Beefy Boxes and Bandwidth Generously Provided by pair Networks
Think about Loose Coupling

Re^2: key value in text format

by pwagyi (Monk)
on Nov 06, 2019 at 06:35 UTC ( [id://11108351] : note . print w/replies, xml ) Need Help??

in reply to Re: key value in text format
in thread key value in text format

Yes, it sounds great. SQLite is quite lightweight too. Just to clarify, records data are only textual (numeric/string) only. But how would Relational DB like SQlite address potential sparse key -value pair ??

Replies are listed 'Best First'.
Re^3: key value in text format
by Corion (Patriarch) on Nov 06, 2019 at 08:40 UTC

    I think ideally you will model your (composite) key as separate columns. Then you can query either all key columns or just a subset of them.

    If you want to keep things simple, keep the optional key-value pairs at the end as a single string. If you want to also query them, an approach a slight step better is to format and store them as JSON. Then you can query them in the database almost as if they were additional columns. The ideal way is to convert these optional things either into a fixed set of additional columns or add another table that consists of three columns, (row-key, keyname, value). But doing that makes the queries somewhat more ugly.

      As long as there were no security concerns, another table could store sparse records from a number of the databases.

      Providing a primary key of the filename, along with the three columns Corion already suggested. The records db would then hold a sparse column with a boolean value denoting the record is held on that db. Checking the boolean value and retrieving from the other table when requiring the sparse values.

      Another approach that has just occured to me, of the ugly variety, with additional overhead, may be to hash the filenames before entering them onto the database. The first row primary key being the filename itself hashed, with the secondary row being the filename concatenated with for example, the term 'sparse' before being hashed. Already I can feel the glares.

      The issues with this would be losing the key information, you would necessarily need to know beforehand the key values of sparse data. Using an additional table to denote the keys could be a solution. At this stage it would then be a matter of performance requirements, size of records and whether there is any advantage of having relatively few empty record rows with additional tables denoting keys for each db, along with the requirement to hash/dehash, versus additional mostly empty column(s).

      Likely the better solution is to serialise in such a format as JSON to keep the db contained. But at this point would you not just store the whole optional hash record as a JSON blob anyway, meaning there would only need be the one additional column.

      On reflection, this is a partial conversion of the binary data, but for this kind of mixed data there is more than one step needed.

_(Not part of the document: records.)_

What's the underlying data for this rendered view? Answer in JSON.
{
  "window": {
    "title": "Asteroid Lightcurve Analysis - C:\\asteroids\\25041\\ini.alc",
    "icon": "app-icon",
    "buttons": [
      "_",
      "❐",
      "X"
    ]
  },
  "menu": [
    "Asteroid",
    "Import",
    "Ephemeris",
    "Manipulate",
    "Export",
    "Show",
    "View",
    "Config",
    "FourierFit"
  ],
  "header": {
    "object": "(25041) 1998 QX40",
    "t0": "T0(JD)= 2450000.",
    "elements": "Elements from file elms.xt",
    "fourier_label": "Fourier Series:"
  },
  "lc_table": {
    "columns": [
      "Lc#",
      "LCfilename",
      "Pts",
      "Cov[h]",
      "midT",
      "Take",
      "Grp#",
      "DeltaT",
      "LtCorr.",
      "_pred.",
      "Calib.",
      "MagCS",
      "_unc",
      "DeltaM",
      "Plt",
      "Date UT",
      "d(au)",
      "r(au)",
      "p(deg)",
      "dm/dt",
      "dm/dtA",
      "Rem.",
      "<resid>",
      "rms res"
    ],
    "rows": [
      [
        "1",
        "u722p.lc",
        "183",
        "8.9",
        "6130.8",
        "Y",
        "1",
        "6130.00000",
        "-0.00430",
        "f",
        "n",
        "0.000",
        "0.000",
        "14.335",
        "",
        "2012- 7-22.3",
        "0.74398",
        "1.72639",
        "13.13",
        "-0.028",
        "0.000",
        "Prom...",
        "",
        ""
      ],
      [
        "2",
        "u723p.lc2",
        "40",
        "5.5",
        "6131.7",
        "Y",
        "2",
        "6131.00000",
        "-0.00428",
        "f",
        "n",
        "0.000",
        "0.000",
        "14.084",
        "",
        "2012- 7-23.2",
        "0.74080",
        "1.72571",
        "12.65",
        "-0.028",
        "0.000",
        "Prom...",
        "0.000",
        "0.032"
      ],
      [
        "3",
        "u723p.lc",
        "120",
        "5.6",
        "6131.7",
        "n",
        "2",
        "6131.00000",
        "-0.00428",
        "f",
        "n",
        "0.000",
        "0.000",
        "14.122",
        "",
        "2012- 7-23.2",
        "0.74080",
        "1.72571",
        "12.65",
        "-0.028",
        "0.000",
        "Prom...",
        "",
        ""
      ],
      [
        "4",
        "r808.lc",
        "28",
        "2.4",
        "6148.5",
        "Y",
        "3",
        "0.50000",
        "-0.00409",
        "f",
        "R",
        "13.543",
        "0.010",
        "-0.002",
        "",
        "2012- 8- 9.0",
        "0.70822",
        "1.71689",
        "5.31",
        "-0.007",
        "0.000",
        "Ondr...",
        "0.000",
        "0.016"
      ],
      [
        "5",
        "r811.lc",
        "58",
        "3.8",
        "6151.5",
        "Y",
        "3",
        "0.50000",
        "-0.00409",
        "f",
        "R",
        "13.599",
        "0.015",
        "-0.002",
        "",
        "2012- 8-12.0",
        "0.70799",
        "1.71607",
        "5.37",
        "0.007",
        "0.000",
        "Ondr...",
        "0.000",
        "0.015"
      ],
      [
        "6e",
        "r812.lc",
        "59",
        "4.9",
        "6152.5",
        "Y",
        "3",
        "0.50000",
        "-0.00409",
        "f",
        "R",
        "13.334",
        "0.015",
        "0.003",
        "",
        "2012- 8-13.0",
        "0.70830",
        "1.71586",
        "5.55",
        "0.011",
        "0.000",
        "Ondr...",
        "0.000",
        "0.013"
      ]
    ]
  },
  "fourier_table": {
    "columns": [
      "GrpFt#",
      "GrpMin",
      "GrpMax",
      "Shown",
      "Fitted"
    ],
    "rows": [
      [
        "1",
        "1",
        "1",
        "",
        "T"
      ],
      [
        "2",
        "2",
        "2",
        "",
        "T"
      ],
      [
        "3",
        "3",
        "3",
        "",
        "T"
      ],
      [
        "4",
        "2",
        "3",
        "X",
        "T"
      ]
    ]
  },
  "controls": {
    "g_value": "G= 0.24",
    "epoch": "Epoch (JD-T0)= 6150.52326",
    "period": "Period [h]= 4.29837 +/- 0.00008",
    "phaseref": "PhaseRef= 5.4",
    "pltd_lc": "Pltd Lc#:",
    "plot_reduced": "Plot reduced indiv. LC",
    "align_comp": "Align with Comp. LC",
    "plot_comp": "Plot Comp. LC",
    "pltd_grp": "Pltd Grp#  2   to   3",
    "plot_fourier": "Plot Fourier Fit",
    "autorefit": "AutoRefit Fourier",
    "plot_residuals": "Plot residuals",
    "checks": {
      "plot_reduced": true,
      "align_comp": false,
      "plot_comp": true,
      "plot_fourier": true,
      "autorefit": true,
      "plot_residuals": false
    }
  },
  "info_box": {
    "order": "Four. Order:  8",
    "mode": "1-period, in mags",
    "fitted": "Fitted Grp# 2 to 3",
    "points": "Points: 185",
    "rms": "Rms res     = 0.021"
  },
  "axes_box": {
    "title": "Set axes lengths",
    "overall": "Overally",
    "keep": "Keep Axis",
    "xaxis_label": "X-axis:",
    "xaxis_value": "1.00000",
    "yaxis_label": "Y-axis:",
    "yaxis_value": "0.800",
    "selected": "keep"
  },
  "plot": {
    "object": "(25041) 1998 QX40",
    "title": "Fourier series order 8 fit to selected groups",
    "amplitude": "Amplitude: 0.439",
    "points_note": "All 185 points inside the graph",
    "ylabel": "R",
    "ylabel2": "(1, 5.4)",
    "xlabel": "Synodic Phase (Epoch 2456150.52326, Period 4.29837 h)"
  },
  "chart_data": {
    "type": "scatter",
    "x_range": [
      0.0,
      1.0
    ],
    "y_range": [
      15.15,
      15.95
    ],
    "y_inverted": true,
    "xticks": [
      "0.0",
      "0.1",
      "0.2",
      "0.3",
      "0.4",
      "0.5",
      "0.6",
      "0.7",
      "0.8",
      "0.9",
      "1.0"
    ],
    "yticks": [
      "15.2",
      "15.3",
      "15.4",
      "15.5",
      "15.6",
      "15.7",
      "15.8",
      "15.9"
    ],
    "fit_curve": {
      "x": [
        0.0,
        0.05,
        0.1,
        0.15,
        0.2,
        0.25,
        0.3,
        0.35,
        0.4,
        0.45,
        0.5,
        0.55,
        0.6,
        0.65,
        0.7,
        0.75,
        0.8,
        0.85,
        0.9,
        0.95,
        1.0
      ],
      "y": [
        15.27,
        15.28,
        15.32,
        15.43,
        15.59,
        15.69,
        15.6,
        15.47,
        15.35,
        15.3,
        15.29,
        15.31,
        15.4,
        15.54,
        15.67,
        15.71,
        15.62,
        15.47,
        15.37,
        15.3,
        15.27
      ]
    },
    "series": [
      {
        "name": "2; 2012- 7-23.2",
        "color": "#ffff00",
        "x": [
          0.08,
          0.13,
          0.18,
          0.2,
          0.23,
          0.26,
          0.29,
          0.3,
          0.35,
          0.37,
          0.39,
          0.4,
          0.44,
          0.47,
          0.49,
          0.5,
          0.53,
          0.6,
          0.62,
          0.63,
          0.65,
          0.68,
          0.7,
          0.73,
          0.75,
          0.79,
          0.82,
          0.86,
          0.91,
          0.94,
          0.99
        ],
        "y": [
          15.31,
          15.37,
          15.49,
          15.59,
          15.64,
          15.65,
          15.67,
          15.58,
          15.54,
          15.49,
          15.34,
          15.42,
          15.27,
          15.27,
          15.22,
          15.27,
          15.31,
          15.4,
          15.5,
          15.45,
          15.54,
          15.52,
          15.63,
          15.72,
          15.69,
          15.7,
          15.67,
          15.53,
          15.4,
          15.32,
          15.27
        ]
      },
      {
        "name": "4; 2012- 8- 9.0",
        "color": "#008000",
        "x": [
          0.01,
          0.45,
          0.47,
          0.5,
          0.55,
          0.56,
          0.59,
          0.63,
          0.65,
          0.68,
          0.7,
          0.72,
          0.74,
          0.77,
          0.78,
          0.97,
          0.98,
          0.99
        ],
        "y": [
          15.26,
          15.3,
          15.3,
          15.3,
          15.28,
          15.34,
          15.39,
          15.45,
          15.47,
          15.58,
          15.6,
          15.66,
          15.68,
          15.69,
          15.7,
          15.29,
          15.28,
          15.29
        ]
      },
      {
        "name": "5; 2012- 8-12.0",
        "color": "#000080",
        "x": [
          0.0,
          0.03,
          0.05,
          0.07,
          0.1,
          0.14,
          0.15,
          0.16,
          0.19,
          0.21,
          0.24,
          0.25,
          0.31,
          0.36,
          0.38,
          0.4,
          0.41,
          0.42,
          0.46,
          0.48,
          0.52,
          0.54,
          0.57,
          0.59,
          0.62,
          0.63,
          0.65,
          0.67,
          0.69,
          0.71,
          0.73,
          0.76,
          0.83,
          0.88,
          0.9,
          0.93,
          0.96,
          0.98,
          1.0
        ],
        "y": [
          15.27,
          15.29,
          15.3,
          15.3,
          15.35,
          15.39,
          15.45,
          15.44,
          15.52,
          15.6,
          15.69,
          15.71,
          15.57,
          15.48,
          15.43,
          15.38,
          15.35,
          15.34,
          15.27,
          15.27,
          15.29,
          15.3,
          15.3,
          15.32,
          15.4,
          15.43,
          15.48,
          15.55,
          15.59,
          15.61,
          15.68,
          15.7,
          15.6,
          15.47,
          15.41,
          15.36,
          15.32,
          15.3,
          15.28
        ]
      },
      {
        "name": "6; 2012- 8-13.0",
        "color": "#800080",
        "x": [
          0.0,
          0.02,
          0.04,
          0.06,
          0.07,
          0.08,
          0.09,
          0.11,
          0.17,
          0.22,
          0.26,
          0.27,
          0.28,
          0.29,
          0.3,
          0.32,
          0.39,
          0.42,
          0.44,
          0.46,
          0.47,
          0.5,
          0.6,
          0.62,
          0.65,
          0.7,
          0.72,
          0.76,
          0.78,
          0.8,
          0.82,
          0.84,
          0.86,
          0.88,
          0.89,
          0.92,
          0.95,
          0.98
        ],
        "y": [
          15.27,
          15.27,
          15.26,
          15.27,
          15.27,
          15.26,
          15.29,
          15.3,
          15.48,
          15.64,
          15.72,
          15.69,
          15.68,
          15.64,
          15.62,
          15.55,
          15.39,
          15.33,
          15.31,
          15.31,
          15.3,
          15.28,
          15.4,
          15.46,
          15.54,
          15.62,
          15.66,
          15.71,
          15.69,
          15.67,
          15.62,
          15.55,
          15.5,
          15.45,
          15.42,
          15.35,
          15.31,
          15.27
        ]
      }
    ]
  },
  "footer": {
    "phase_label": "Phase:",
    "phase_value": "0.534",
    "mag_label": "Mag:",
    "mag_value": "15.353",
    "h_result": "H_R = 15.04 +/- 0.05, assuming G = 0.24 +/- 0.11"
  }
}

Re^3: key value in text format
by The_Dj (Sexton) on Nov 06, 2019 at 15:34 UTC
    I second SQlite. I use it a lot, and if your dataset is big(ish), you don't want to be parsing flat files for every lookup.

    How you store this depends on just how many [ key1=value1, key2=value2] there are.
    If there is a fixed list of 'key1','key2' and it's not too many: bite the bullet and add the columns.

    Otherwise, you get to use a link (This is Database 101. search for 'database normalization')

    each record should be
    [id], field1, field2

    then in a separate table
    [link_id], key1, value1 [link_id], key2, value2

    You can also have a 3rd table with
    [link_id], source_file_name
    or whatever other metadata you need to keep.

    SQLite very kindly has a magic ROWID column. It wont' return it on SELECT *, but will on SELECT ROWID,*.
    Of course you get to do two queries for each lookup: SELECT ROWID,* FROM main_data and then SELECT * FROM extra_data WHERE link_id = ?


    TO clarify: if your 'real' data is
    name=bob, age=75, [ hair=balding, glasses=bifocal] name=john, age=20, [ sport=chess ]

    Then you get:
    Primary table:
    1, bob, 45 2, john, 20

    lookup table:
    1,hair,balding 1,glasses,bifocal 2,sport,chess

      The link method to handle key/value pair is a good idea. but I think I might just go with JSON (column) for all key/value pairs. What is the trade-off between the two approaches?


        using a linked table, you can do
        SELECT * FROM main_data WHERE ROWID IN ( SELECT link_id FROM extra_data WHERE key1 = ? AND value1 LIKE ? )

        Consider also:
        do you want to put a storage method (JSON) inside a different storage method (SQL)?